Melbourne Electronic Sound Studio
- Abbreviation: MESS
- Formation: 2016
- Founder: Robin Fox and Byron J Scullin
- Type: Nonprofit
- Headquarters: Melbourne, Australia
- Location: The Atrium, Fed Square Melbourne, Victoria, Australia;
- Coordinates: 37°49′03.8″S 144°58′09.9″E﻿ / ﻿37.817722°S 144.969417°E
- Website: MESS

= Melbourne Electronic Sound Studio =

Music organization in Melbourne, Australia

The Melbourne Electronic Sound Studio (MESS) is an Australian independent non-profit arts organization founded by sound artists Robin Fox and Byron J Scullin in 2016. MESS features a collection of synthesizers, drum machines, and other electronic instruments which are available to use.

The instruments in their collection are on loan from local musicians, including major contributions from Tony Osmond and Gotye. Due to the size of the collection, only a third can be displayed at one time, so are rotated regularly.

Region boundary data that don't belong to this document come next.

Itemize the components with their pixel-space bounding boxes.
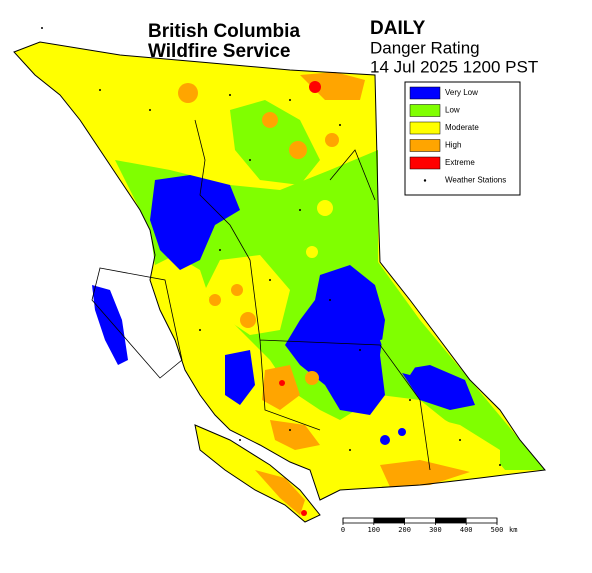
legend-label: Moderate bbox=[445, 123, 479, 132]
region bbox=[230, 100, 320, 185]
scale-segment bbox=[373, 518, 405, 523]
title-line: Wildfire Service bbox=[148, 41, 290, 62]
legend: Very Low Low Moderate High Extreme Weather St… bbox=[404, 81, 521, 196]
region bbox=[240, 312, 256, 328]
region bbox=[306, 246, 318, 258]
legend-swatch bbox=[409, 139, 441, 152]
scale-label: 400 bbox=[460, 526, 473, 534]
region bbox=[150, 175, 240, 270]
region bbox=[380, 435, 390, 445]
station bbox=[409, 399, 411, 401]
station bbox=[459, 439, 461, 441]
timestamp: 14 Jul 2025 1200 PST bbox=[370, 57, 538, 76]
region bbox=[231, 284, 243, 296]
scale-label: 200 bbox=[398, 526, 411, 534]
scale-label: 0 bbox=[341, 526, 345, 534]
region bbox=[178, 83, 198, 103]
station bbox=[349, 449, 351, 451]
province-outline bbox=[13, 41, 546, 501]
weather-stations bbox=[41, 27, 501, 466]
region bbox=[325, 133, 339, 147]
legend-label: Weather Stations bbox=[445, 176, 506, 185]
legend-label: Very Low bbox=[445, 88, 478, 97]
station bbox=[289, 429, 291, 431]
island-outline bbox=[194, 424, 321, 523]
region bbox=[279, 380, 285, 386]
legend-label: Extreme bbox=[445, 158, 475, 167]
region bbox=[380, 335, 420, 375]
title-line: British Columbia bbox=[148, 21, 300, 42]
boundaries bbox=[13, 41, 546, 523]
region bbox=[309, 81, 321, 93]
zone-line bbox=[91, 267, 183, 379]
station bbox=[499, 464, 501, 466]
station bbox=[339, 124, 341, 126]
legend-label: Low bbox=[445, 106, 460, 115]
station bbox=[41, 27, 43, 29]
danger-regions bbox=[14, 42, 545, 522]
product: DAILY bbox=[370, 18, 426, 39]
legend-swatch bbox=[409, 104, 441, 117]
legend-swatch bbox=[409, 86, 441, 100]
scale-unit: km bbox=[509, 526, 517, 534]
region bbox=[300, 72, 365, 100]
legend-swatch bbox=[409, 156, 441, 170]
region bbox=[205, 255, 290, 335]
region bbox=[317, 200, 333, 216]
region bbox=[92, 285, 128, 365]
region bbox=[380, 460, 470, 487]
region bbox=[179, 288, 193, 302]
station bbox=[229, 94, 231, 96]
region bbox=[305, 371, 319, 385]
region bbox=[262, 365, 300, 410]
region bbox=[234, 361, 246, 373]
region bbox=[289, 141, 307, 159]
station bbox=[199, 329, 201, 331]
scale-segment bbox=[435, 518, 467, 523]
region bbox=[270, 420, 320, 450]
scale-label: 500 bbox=[491, 526, 504, 534]
station bbox=[329, 299, 331, 301]
region bbox=[262, 112, 278, 128]
station bbox=[359, 349, 361, 351]
region bbox=[255, 470, 305, 515]
scale-frame bbox=[342, 517, 498, 524]
station bbox=[239, 439, 241, 441]
region bbox=[400, 365, 475, 410]
station bbox=[219, 249, 221, 251]
scale-label: 100 bbox=[367, 526, 380, 534]
region bbox=[301, 510, 307, 516]
legend-swatch bbox=[409, 121, 441, 135]
station bbox=[249, 159, 251, 161]
region bbox=[398, 428, 406, 436]
station bbox=[99, 89, 101, 91]
legend-label: High bbox=[445, 141, 461, 150]
subtitle: Danger Rating bbox=[370, 38, 480, 57]
zone-line bbox=[194, 119, 431, 471]
station bbox=[149, 109, 151, 111]
region bbox=[209, 294, 221, 306]
legend-symbol bbox=[423, 179, 427, 182]
region bbox=[285, 265, 385, 415]
region bbox=[225, 350, 255, 405]
station bbox=[289, 99, 291, 101]
scale-label: 300 bbox=[429, 526, 442, 534]
station bbox=[299, 209, 301, 211]
station bbox=[269, 279, 271, 281]
scale-bar: 0 100 200 300 400 500 km bbox=[341, 517, 517, 534]
legend-box bbox=[404, 81, 521, 196]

Access to MESS is provided through an annual membership, allowing members to book out instruments and play them or record with them in the space. Notable international musicians who have visited include Legowelt, Clark, and David Chesworth who was their artist in residence in 2017.

MESS have also displayed their collection in exhibitions and public performances, which has included partnerships with Red Bull, Google, and the Grainger Museum.

On 27 March 2021, MESS Synthesiser Orchestra performed at the Sidney Myer Music Bowl Melbourne. The orchestra featured 40 synthesizers spanning from the 1960s to the present day.

On 21 May 2025, it was announced that MESS would move from their headquarters in North Melbourne to Federation Square's Atrium. MESS reopened on 19 September with plans for "expanded programs, greater accessibility, and the capacity to welcome more people than ever before to the studio".